- The paper introduces a novel RL agent that integrates short-term, episodic, and semantic memory systems using knowledge graphs.
- It employs a deep Q-learning framework and LSTM networks to decide whether observations are stored or discarded, enhancing learning efficiency.
- Experimental results demonstrate that prefilled semantic memory significantly improves performance in the simulated 'Room' environment.
A Machine with Short-Term, Episodic, and Semantic Memory Systems
Introduction
The paper "A Machine with Short-Term, Episodic, and Semantic Memory Systems" (2212.02098) explores the integration of cognitive science insights into the construction of artificial reinforcement learning (RL) agents. By emulating human-like memory systems—specifically, short-term, episodic, and semantic memories—the researchers aim to improve question-answering capabilities of machines in dynamic environments. The proposed model encapsulates these memory systems within knowledge graphs to facilitate efficient storage and retrieval processes.
Methodology
The architecture of the proposed agent comprises three distinct memory systems, each represented as a knowledge graph (Figure 1):
Figure 1: The memory systems of the agent. The long-term (explicit) memory systems consist of episodic and semantic memory systems.
- Short-Term Memory: Holds recent observations and is bounded in capacity. Decisions regarding the storage of these observations into long-term memory systems (either episodic or semantic) or discarding them entirely are learned behaviors.
- Episodic Memory: Stores time-bound, individual-specific events that allow the agent to mimic human personal experiences. This memory is crucial for reconstructing specific event sequences.
- Semantic Memory: Houses general world knowledge and commonly accepted facts. This system abstracts information into more generalized, entity-based knowledge, lacking temporal specifics.
The memory retrieval process employs decision rules that prioritize the recency of episodes and the strength of semantic memories, facilitating efficient retrieval for answering environment-related questions (Algorithm 1).

Figure 2: An episodic memory and a semantic memory represented as a knowledge graph.
Reinforcement Learning Model
The agent's decision-making is powered by a deep Q-learning framework. The agent learns to decide, through interactions with a simulation environment called "the Room," whether an observation should be stored or forgotten.
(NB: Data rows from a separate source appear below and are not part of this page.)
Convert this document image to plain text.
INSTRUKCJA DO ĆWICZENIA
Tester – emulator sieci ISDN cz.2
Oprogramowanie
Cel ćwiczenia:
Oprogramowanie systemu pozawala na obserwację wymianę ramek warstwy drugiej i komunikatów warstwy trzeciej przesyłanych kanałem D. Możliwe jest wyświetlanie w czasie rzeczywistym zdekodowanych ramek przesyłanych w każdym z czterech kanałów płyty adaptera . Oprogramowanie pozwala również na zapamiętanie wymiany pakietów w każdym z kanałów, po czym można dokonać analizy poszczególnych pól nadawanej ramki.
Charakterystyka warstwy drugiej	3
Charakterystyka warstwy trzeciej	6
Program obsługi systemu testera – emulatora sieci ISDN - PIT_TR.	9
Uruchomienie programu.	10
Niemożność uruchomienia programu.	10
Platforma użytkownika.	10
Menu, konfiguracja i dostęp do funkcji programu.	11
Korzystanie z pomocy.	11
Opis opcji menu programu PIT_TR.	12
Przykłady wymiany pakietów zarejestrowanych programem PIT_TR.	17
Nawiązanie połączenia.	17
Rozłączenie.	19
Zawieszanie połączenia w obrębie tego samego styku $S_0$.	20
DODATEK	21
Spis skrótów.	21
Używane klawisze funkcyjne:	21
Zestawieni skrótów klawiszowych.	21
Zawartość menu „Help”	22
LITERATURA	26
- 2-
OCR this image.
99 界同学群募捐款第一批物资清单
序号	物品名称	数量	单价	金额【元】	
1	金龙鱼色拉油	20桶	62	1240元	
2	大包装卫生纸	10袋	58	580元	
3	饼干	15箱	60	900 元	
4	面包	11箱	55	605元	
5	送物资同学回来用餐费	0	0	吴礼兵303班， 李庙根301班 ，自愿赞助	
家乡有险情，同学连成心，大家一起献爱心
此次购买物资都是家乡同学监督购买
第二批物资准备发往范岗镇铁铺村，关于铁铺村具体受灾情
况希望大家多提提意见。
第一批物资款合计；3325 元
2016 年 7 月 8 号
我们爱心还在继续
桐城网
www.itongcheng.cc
Each observation is represented as a quadruple (head, relation, tail, timestamp), translating the memory systems into sequences of embeddings processed by LSTM networks to inform decisions (Figure 3).
Figure 3: The Q-network diagram, where the short-term Mo​, episodic Me​, and semantic Ms​ memory systems are given as the initial input.
Experimental Setup and Results
The simulation environment, "the Room," features a discrete-event system with multiple humans and objects, providing a varied and challenging setting for testing the agent's memory capabilities. The experiments demonstrate that the RL agent with human-like memory systems outperforms those lacking such structured memory, achieving high accuracy in answering both individual-specific and generalized questions.
Numerical results (Figure 4) indicate that the RL agent, when initialized with a prefilled semantic memory resembling prior world knowledge, learns more effectively and performs better in test environments compared to those starting from an empty semantic state.
Figure 4: Training, validation, and test results of the agents with the memory capacity of 32.
Discussion
The introduction of a dual-memory model—episodic and semantic—results in a nuanced memory retrieval mechanism that parallels human cognitive processes. While episodic memories support context-specific recall, semantic memories underpin generalized knowledge, allowing for adaptability across varied scenarios. This dual system effectively addresses partial observability issues inherent in many RL problems.
Conclusion
By integrating cognitive theories into algorithmic frameworks, the paper introduces an innovative RL architecture with distinct memory systems, leading to enhanced learning and problem-solving capabilities. Future research directions include extending the complexity of the environment, incorporating multimodal inputs, and employing other human-like memory representations to further emulate human cognitive functions. Continued exploration in this field may yield more robust and adaptable AI systems capable of handling a wider array of real-world applications.